Spróbuj stanąć w prawdzie o sobie samym. Zdejmij wszystkie maski, które tak starannie zakładasz na siebie każdego dnia – dla współpracowników, dla rodziny, znajomych, przyjaciół, nawet dla samego siebie. Zajrzyj w głąb swego serca, zapytaj siebie jak chcesz żyć, zbadaj swoje pragnienia. Oddal się na „miejsce pustynne”, by móc, w ciszy i spokoju, z dala od wszystkich, podjąć refleksję nad własną egzystencją. Kościół w swej mądrości daje Ci okres Wielkiego Postu byś mógł zweryfikować swoje życiowe priorytety.

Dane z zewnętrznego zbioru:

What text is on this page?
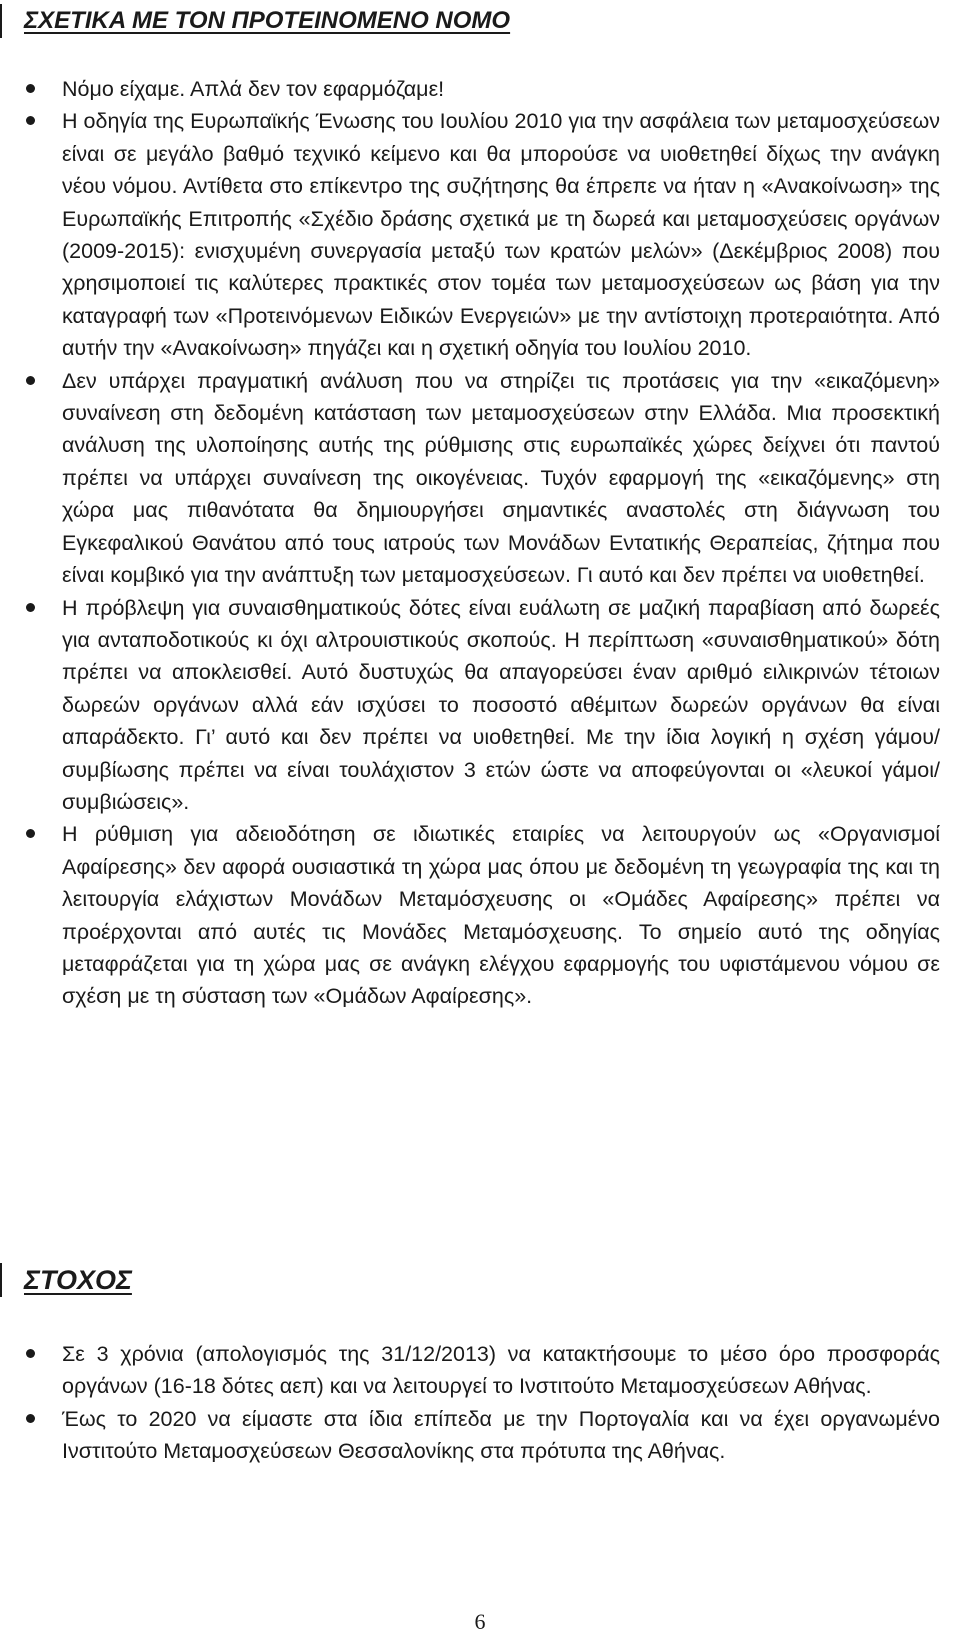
ΣΧΕΤΙΚΑ ΜΕ ΤΟΝ ΠΡΟΤΕΙΝΟΜΕΝΟ ΝΟΜΟ
Νόμο είχαμε. Απλά δεν τον εφαρμόζαμε!
Η οδηγία της Ευρωπαϊκής Ένωσης του Ιουλίου 2010 για την ασφάλεια των μεταμοσχεύσεων είναι σε μεγάλο βαθμό τεχνικό κείμενο και θα μπορούσε να υιοθετηθεί δίχως την ανάγκη νέου νόμου. Αντίθετα στο επίκεντρο της συζήτησης θα έπρεπε να ήταν η «Ανακοίνωση» της Ευρωπαϊκής Επιτροπής «Σχέδιο δράσης σχετικά με τη δωρεά και μεταμοσχεύσεις οργάνων (2009-2015): ενισχυμένη συνεργασία μεταξύ των κρατών μελών» (Δεκέμβριος 2008) που χρησιμοποιεί τις καλύτερες πρακτικές στον τομέα των μεταμοσχεύσεων ως βάση για την καταγραφή των «Προτεινόμενων Ειδικών Ενεργειών» με την αντίστοιχη προτεραιότητα. Από αυτήν την «Ανακοίνωση» πηγάζει και η σχετική οδηγία του Ιουλίου 2010.
Δεν υπάρχει πραγματική ανάλυση που να στηρίζει τις προτάσεις για την «εικαζόμενη» συναίνεση στη δεδομένη κατάσταση των μεταμοσχεύσεων στην Ελλάδα. Μια προσεκτική ανάλυση της υλοποίησης αυτής της ρύθμισης στις ευρωπαϊκές χώρες δείχνει ότι παντού πρέπει να υπάρχει συναίνεση της οικογένειας. Τυχόν εφαρμογή της «εικαζόμενης» στη χώρα μας πιθανότατα θα δημιουργήσει σημαντικές αναστολές στη διάγνωση του Εγκεφαλικού Θανάτου από τους ιατρούς των Μονάδων Εντατικής Θεραπείας, ζήτημα που είναι κομβικό για την ανάπτυξη των μεταμοσχεύσεων. Γι αυτό και δεν πρέπει να υιοθετηθεί.
Η πρόβλεψη για συναισθηματικούς δότες είναι ευάλωτη σε μαζική παραβίαση από δωρεές για ανταποδοτικούς κι όχι αλτρουιστικούς σκοπούς. Η περίπτωση «συναισθηματικού» δότη πρέπει να αποκλεισθεί. Αυτό δυστυχώς θα απαγορεύσει έναν αριθμό ειλικρινών τέτοιων δωρεών οργάνων αλλά εάν ισχύσει το ποσοστό αθέμιτων δωρεών οργάνων θα είναι απαράδεκτο. Γι’ αυτό και δεν πρέπει να υιοθετηθεί. Με την ίδια λογική η σχέση γάμου/συμβίωσης πρέπει να είναι τουλάχιστον 3 ετών ώστε να αποφεύγονται οι «λευκοί γάμοι/συμβιώσεις».
Η ρύθμιση για αδειοδότηση σε ιδιωτικές εταιρίες να λειτουργούν ως «Οργανισμοί Αφαίρεσης» δεν αφορά ουσιαστικά τη χώρα μας όπου με δεδομένη τη γεωγραφία της και τη λειτουργία ελάχιστων Μονάδων Μεταμόσχευσης οι «Ομάδες Αφαίρεσης» πρέπει να προέρχονται από αυτές τις Μονάδες Μεταμόσχευσης. Το σημείο αυτό της οδηγίας μεταφράζεται για τη χώρα μας σε ανάγκη ελέγχου εφαρμογής του υφιστάμενου νόμου σε σχέση με τη σύσταση των «Ομάδων Αφαίρεσης».
ΣΤΟΧΟΣ
Σε 3 χρόνια (απολογισμός της 31/12/2013) να κατακτήσουμε το μέσο όρο προσφοράς οργάνων (16-18 δότες αεπ) και να λειτουργεί το Ινστιτούτο Μεταμοσχεύσεων Αθήνας.
Έως το 2020 να είμαστε στα ίδια επίπεδα με την Πορτογαλία και να έχει οργανωμένο Ινστιτούτο Μεταμοσχεύσεων Θεσσαλονίκης στα πρότυπα της Αθήνας.
6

A może to wszystko nie ma sensu? Może jesteś już zmęczony i chcesz się poddać? Coraz bardziej uciążliwe okazują się wielkopostne postanowienia? Dokoła jest tyle zła i cierpienia – Twojego i Twoich bliskich? Klęczysz właśnie w Ogrodzie Oliwnym przerażony swoim życiem...

Spójrz na Jezusa modlącego się w Ogrójcu. Pomimo ogromnego strachu nie poddał się, ale dotrwał do końca idąc na śmierć. Chrystus nauczył nas powstawać z każdego upadku, mimo wszelkich przeciwności losu. Nauczył nas umierać, brać krzyż swojego bólu, cierpienia, swoich doświadczeń i zanosić go na Golgotę. Ukrzyżować swoje pokusy, grzechy i upadki. Nauczył, aby zaufać mimo wszystko – „nie moja, lecz Twoje wola niech się stanie.” Ale co potem?

Zmartwychwstanie! Jezus przez swą śmierć i zmartwychwstanie nadał sens naszemu życiu. Jeśli żyjesz teraz w ciemności, bólu i pustce pamiętaj o nadziei, obietnicy zmartwychwstania, o tym, że warto się nie poddawać, powstawać i kroczyć dalej Jego drogą spełniając nasze podstawowe powołanie, którym jest dążenie do świętości. Tego przede wszystkim uczy Jezus – bycia świętym! Brzmi nieprawdopodobnie? Jest jednak prawdziwe. To On swoim życiem pokazał jak zwyciężać pokusy szatana, jak się modlić, jak ufać Bogu, jak przezwyciężać trudności – ot, jak żyć. Powołanie to może być realizowane jedynie w gotowości oddania sterów naszego życia w ręce Boga. Nie bój się więc zaufać. Bóg nie działa według ludzkich standardów, On jest niezawodny. „Najważniejsze to dać się poprowadzić Bogu” (bp. Dajczak).